Nov. 11 (Bloomberg) -- At least nine U.S. states face similar fiscal strains brought on by the global recession as those that left California on the brink of insolvency four months ago, according to the Pew Center for the States.
Arizona, Florida, Illinois, Michigan, Nevada, New Jersey, Oregon, Rhode Island and Wisconsin are dealing with declining tax revenue, resurgent deficits and increasing unemployment and home foreclosure rates, the center, a public policy research group, said in a report. All but New Jersey, Illinois and Wisconsin also have been hampered by a rule requiring a two- thirds legislative vote to approve tax increases, the report said.

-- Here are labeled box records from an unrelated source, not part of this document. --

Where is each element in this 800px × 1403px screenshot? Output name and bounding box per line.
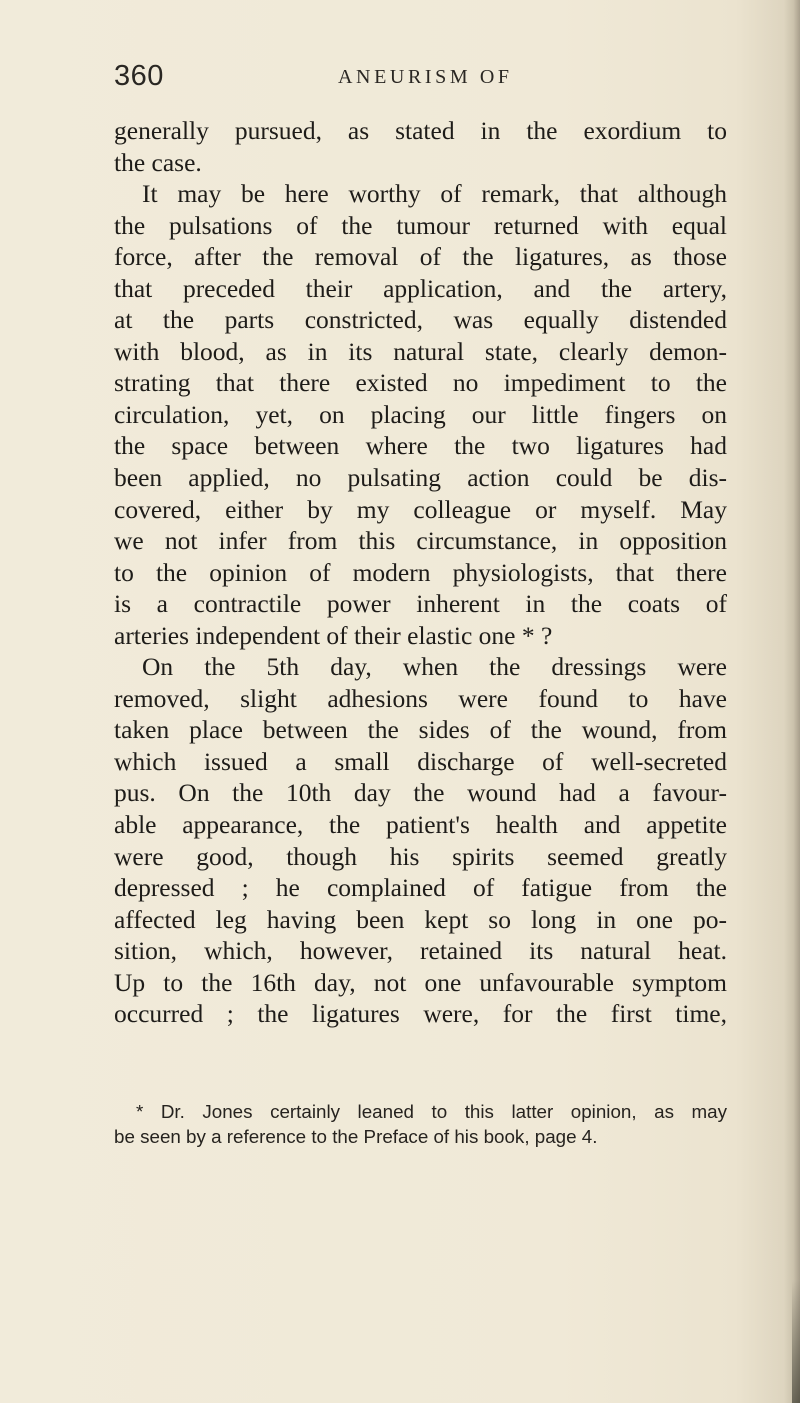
text-line: Up to the 16th day, not one unfavourable symptom [114, 967, 727, 997]
text-line: On the 5th day, when the dressings were [142, 652, 727, 682]
page-edge-dark [792, 1280, 800, 1403]
footnote-line: be seen by a reference to the Preface of his book, page 4. [114, 1125, 598, 1147]
text-line: covered, either by my colleague or myself. May [114, 494, 727, 524]
text-line: been applied, no pulsating action could be dis- [114, 463, 727, 493]
text-line: taken place between the sides of the wound, from [114, 715, 727, 745]
text-line: force, after the removal of the ligatures, as those [114, 242, 727, 272]
footnote-line: * Dr. Jones certainly leaned to this latter opinion, as may [136, 1101, 727, 1122]
text-line: arteries independent of their elastic one * ? [114, 620, 553, 650]
text-line: we not infer from this circumstance, in opposition [114, 526, 727, 556]
text-line: generally pursued, as stated in the exordium to [114, 116, 727, 145]
text-line: sition, which, however, retained its natural heat. [114, 936, 727, 966]
text-line: able appearance, the patient's health and appetite [114, 810, 727, 840]
text-line: that preceded their application, and the artery, [114, 273, 727, 303]
text-line: the pulsations of the tumour returned with equal [114, 210, 727, 240]
text-line: is a contractile power inherent in the coats of [114, 589, 727, 619]
text-line: the space between where the two ligatures had [114, 431, 727, 461]
text-line: with blood, as in its natural state, clearly demon- [114, 336, 727, 366]
text-line: depressed ; he complained of fatigue from the [114, 873, 727, 903]
text-line: which issued a small discharge of well-secreted [114, 746, 727, 776]
text-line: the case. [114, 147, 202, 177]
footnote [114, 1100, 727, 1149]
running-head: ANEURISM OF [338, 66, 513, 88]
text-line: It may be here worthy of remark, that although [142, 179, 727, 209]
text-line: to the opinion of modern physiologists, that there [114, 557, 727, 587]
text-line: removed, slight adhesions were found to have [114, 683, 727, 713]
text-line: affected leg having been kept so long in one po- [114, 904, 727, 934]
text-line: strating that there existed no impediment to the [114, 368, 727, 398]
page-edge-shadow [784, 0, 800, 1403]
text-line: were good, though his spirits seemed greatly [114, 841, 727, 871]
text-line: occurred ; the ligatures were, for the first time, [114, 999, 727, 1029]
text-line: pus. On the 10th day the wound had a favour- [114, 778, 727, 808]
page-header [114, 60, 734, 100]
body-text [114, 115, 727, 1030]
text-line: at the parts constricted, was equally distended [114, 305, 727, 335]
page-number: 360 [114, 60, 164, 92]
text-line: circulation, yet, on placing our little fingers on [114, 399, 727, 429]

Lawmakers in California, which accounts for 13 percent of the U.S. gross domestic product, have slashed $32 billion from spending, cutting into funding for schools, universities and welfare programs and raised taxes by $12.5 billion in the last nine months to close budget gaps brought on by the recession. Governor Arnold Schwarzenegger signed an $85 billion budget on July 28. The state expects another $14 billion of deficits over the next 19 months.
“California’s problems are in a league of their own,” the report said. “But the same pressures that drove it toward fiscal disaster are wreaking havoc in a number of states, with potentially damaging consequences for the entire country.”